The practical experiences planned for children in Reception, such as dividing up the magic beans between ‘Jack’ and ‘the Giant’ provide good opportunities for these children to undertake simple additions and subtractions. These activities are followed through into key stage 1 with more difficult problems using two-digit numbers and simple fractions. Challenging tasks are provided for pupils of all abilities in lessons in key stage 2.

The most able pupils in Year 6 say that the activities planned for them make them think hard and as a result they are now more confident in attempting to solve more complex problems, such as the addition of vulgar fractions. However, discussions with these pupils and scrutiny of their books indicate that they have few opportunities to develop their mathematical skills in other subjects, such as science. ? Assessment activity is used effectively to track the progress of individual pupils.

The additional government funding, known as pupil premium, is used well to provide support for disadvantaged pupils. Analysis of the assessment information gathered confirms that this support is reducing differences in their achievement compared to other pupils nationally. ? The governing body plays an important role in the monitoring of the school’s work.

This is an improvement on the findings of the previous inspection. For example, their audit of safeguarding is thorough. Governors undertake frequent visits to the school with a specific focus to measure the impact of the school’s improvement planning.

They meet regularly with staff with leadership responsibilities. Governors analyse assessment information in depth to ask challenging questions of school leaders about the progress that pupils are making. They take every opportunity to liaise with parents and seek their views about what the school is doing well and how it can be improved.

However, they recognise that more can still be done in this area to further strengthen the partnership between the school and its parent community. Next steps for the school Leaders and those responsible for governance should ensure that: ? pupils are given more opportunity to develop their mathematical skills in other subjects such as science ? incidents related to pupils’ behaviour are analysed effectively to improve behaviour at playtimes ? effective lines of communication are established with all parents across the whole school community. I am copying this letter to the chair of the governing body, the director of education for the diocese of St Albans, the director of children’s services for Hertfordshire and the regional schools commissioner.

This letter will be published on the Ofsted website. Yours sincerely Philip Mann Her Majesty’s Inspector Information about the inspection I reviewed a wide range of school documentation, including that on the school’s website. I jointly observed the teaching of mathematics skills in all classes with the deputy headteacher.

Together we reviewed pupils’ ability to calculate and solve mathematical problems in class. I met with the deputy headteacher to discuss the safeguarding of pupils and school improvement. A review of the school’s safeguarding arrangements was completed.

I also met with a group of Year 6 pupils to talk about their work. A sample of pupils from Year 2 and Year 6 were heard reading.
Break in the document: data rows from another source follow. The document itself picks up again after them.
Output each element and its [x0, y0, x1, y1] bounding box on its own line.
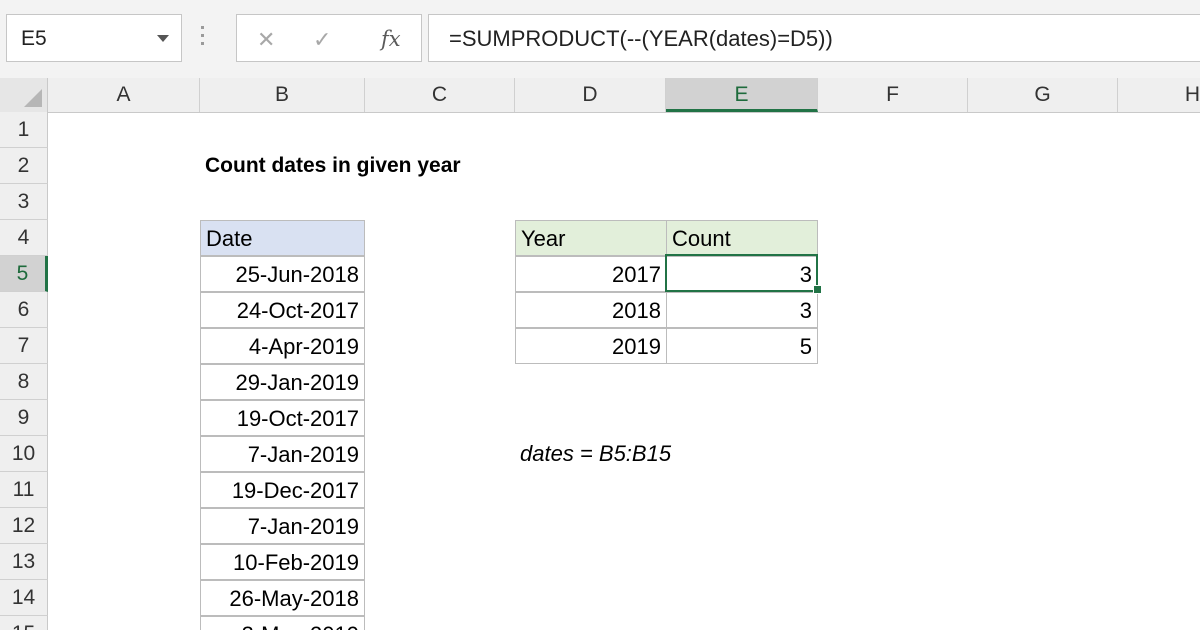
insert-function-icon[interactable]: fx: [381, 27, 401, 51]
chevron-down-icon[interactable]: [157, 35, 169, 42]
date-cell[interactable]: 19-Dec-2017: [200, 472, 365, 508]
year-column-header[interactable]: Year: [515, 220, 667, 256]
column-header-h[interactable]: H: [1118, 78, 1200, 112]
row-header-5[interactable]: 5: [0, 256, 48, 292]
year-cell[interactable]: 2019: [515, 328, 667, 364]
year-cell[interactable]: 2017: [515, 256, 667, 292]
row-header-6[interactable]: 6: [0, 292, 48, 328]
date-cell[interactable]: 3-May-2019: [200, 616, 365, 630]
date-cell[interactable]: 25-Jun-2018: [200, 256, 365, 292]
column-header-b[interactable]: B: [200, 78, 365, 112]
date-column-header[interactable]: Date: [200, 220, 365, 256]
column-header-c[interactable]: C: [365, 78, 515, 112]
named-range-note[interactable]: dates = B5:B15: [515, 436, 815, 472]
column-header-a[interactable]: A: [48, 78, 200, 112]
row-header-7[interactable]: 7: [0, 328, 48, 364]
date-cell[interactable]: 10-Feb-2019: [200, 544, 365, 580]
formula-bar-buttons: ✕ ✓ fx: [236, 14, 422, 62]
formula-bar: E5 ✕ ✓ fx =SUMPRODUCT(--(YEAR(dates)=D5)…: [0, 0, 1200, 78]
column-header-g[interactable]: G: [968, 78, 1118, 112]
date-cell[interactable]: 24-Oct-2017: [200, 292, 365, 328]
enter-icon[interactable]: ✓: [313, 27, 331, 53]
row-header-8[interactable]: 8: [0, 364, 48, 400]
year-cell[interactable]: 2018: [515, 292, 667, 328]
formula-input[interactable]: =SUMPRODUCT(--(YEAR(dates)=D5)): [428, 14, 1200, 62]
row-header-2[interactable]: 2: [0, 148, 48, 184]
row-header-3[interactable]: 3: [0, 184, 48, 220]
date-cell[interactable]: 7-Jan-2019: [200, 508, 365, 544]
date-cell[interactable]: 7-Jan-2019: [200, 436, 365, 472]
column-header-f[interactable]: F: [818, 78, 968, 112]
column-header-e[interactable]: E: [666, 78, 818, 112]
count-column-header[interactable]: Count: [666, 220, 818, 256]
row-header-10[interactable]: 10: [0, 436, 48, 472]
sheet-title[interactable]: Count dates in given year: [200, 148, 600, 184]
count-cell[interactable]: 3: [666, 292, 818, 328]
column-header-d[interactable]: D: [515, 78, 666, 112]
formula-text: =SUMPRODUCT(--(YEAR(dates)=D5)): [449, 26, 833, 51]
date-cell[interactable]: 19-Oct-2017: [200, 400, 365, 436]
cancel-icon[interactable]: ✕: [257, 27, 275, 53]
count-cell[interactable]: 5: [666, 328, 818, 364]
row-header-12[interactable]: 12: [0, 508, 48, 544]
drag-handle-icon[interactable]: [201, 26, 205, 48]
name-box-value: E5: [21, 27, 47, 50]
select-all-icon: [24, 89, 42, 107]
row-header-4[interactable]: 4: [0, 220, 48, 256]
date-cell[interactable]: 26-May-2018: [200, 580, 365, 616]
row-header-11[interactable]: 11: [0, 472, 48, 508]
worksheet: A B C D E F G H 1 2 3 4 5 6 7 8 9 10 11 …: [0, 78, 1200, 630]
row-header-1[interactable]: 1: [0, 112, 48, 148]
row-header-14[interactable]: 14: [0, 580, 48, 616]
row-header-15[interactable]: 15: [0, 616, 48, 630]
active-cell-border: [665, 254, 818, 292]
date-cell[interactable]: 29-Jan-2019: [200, 364, 365, 400]
fill-handle[interactable]: [813, 285, 822, 294]
date-cell[interactable]: 4-Apr-2019: [200, 328, 365, 364]
name-box[interactable]: E5: [6, 14, 182, 62]
select-all-button[interactable]: [0, 78, 48, 112]
row-header-9[interactable]: 9: [0, 400, 48, 436]
row-header-13[interactable]: 13: [0, 544, 48, 580]
column-headers: A B C D E F G H: [0, 78, 1200, 113]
A meeting was held with the leader for the early years.

I also met with the chair of the governing body and nine other governors, a school improvement officer from the Diocese of St Albans and a representative from the local authority. I met with a number of parents at the school gate and reviewed 62 responses to Ofsted’s online questionnaire, Parent View, and 55 free-text messages. There were 14 responses to Ofsted’s online staff questionnaire and 82 responses on the pupil online questionnaire.

I chose to review five key lines of enquiry during this inspection. This included the school’s use of self-evaluation, the use of the additional funding that the school receives for disadvantaged pupils, the teaching and progress in mathematics and writing, the promotion of British values, and safeguarding. The headteacher was on a period of absence during the inspection.